Deep down in the file we can see in detail how the compute-intensive
statements are translated some complex C code that is quite different from
what we a human would write (at least if a direct correspondence to
the mathematics was in mind).
Cython code must be translated to C, compiled, and linked to form what
is known in the Python world as a C extension module.
This is usually done by making a setup.py
script, which
is the standard way of building and installing Python software.
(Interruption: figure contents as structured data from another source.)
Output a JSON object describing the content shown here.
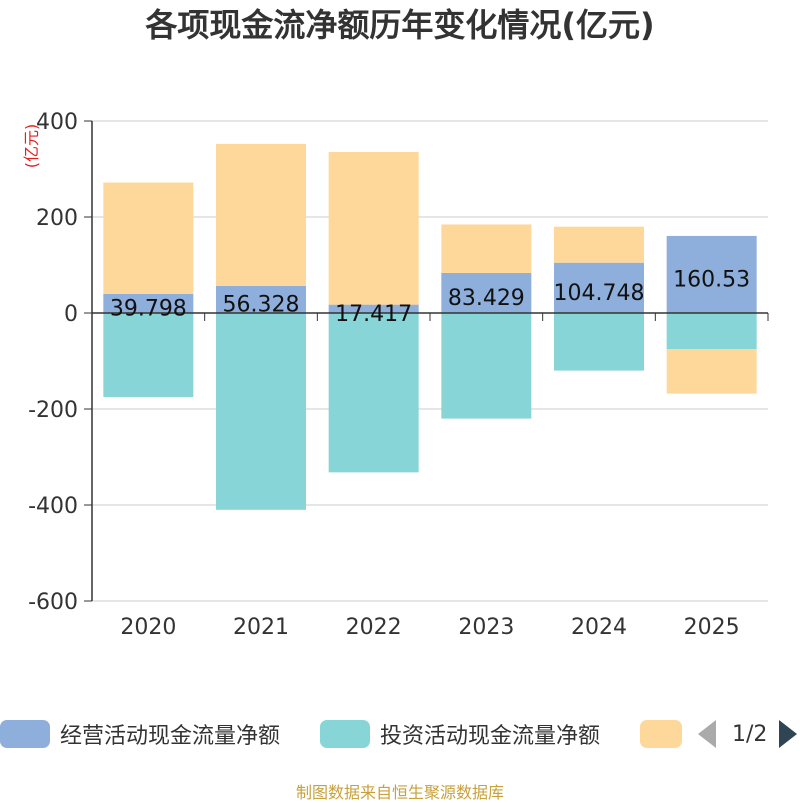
{
  "chart_data": {
    "type": "bar",
    "stacked": true,
    "title": "各项现金流净额历年变化情况(亿元)",
    "ylabel": "(亿元)",
    "categories": [
      "2020",
      "2021",
      "2022",
      "2023",
      "2024",
      "2025"
    ],
    "ylim": [
      -600,
      400
    ],
    "yticks": [
      400,
      200,
      0,
      -200,
      -400,
      -600
    ],
    "series": [
      {
        "name": "经营活动现金流量净额",
        "color": "#8eaedb",
        "values": [
          39.798,
          56.328,
          17.417,
          83.429,
          104.748,
          160.53
        ],
        "labels": [
          "39.798",
          "56.328",
          "17.417",
          "83.429",
          "104.748",
          "160.53"
        ]
      },
      {
        "name": "投资活动现金流量净额",
        "color": "#88d5d8",
        "values": [
          -175,
          -410,
          -332,
          -220,
          -120,
          -75
        ]
      },
      {
        "name": "",
        "color": "#fdd89a",
        "values": [
          232,
          296,
          318,
          101,
          75,
          -93
        ]
      }
    ]
  },
  "legend": {
    "page_text": "1/2"
  },
  "source": "制图数据来自恒生聚源数据库"
}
For an extension module arising from Cython code, the following
setup.py
script is all we need to build and install the module:
from distutils.core import setup
from distutils.extension import Extension
from Cython.Distutils import build_ext
cymodule = 'wave2D_u0_loop_cy'
setup(
name=cymodule
ext_modules=[Extension(cymodule, [cymodule + '.pyx'],)],
cmdclass={'build_ext': build_ext},
)
We run the script by
Terminal> python setup.py build_ext --inplace
The --inplace
option makes the extension module available in the
current directory as the file wave2D_u0_loop_cy.so
. This
file acts as a normal Python module that can be imported and inspected:
>>> import wave2D_u0_loop_cy
>>> dir(wave2D_u0_loop_cy)
['__builtins__', '__doc__', '__file__', '__name__',
'__package__', '__test__', 'advance', 'np']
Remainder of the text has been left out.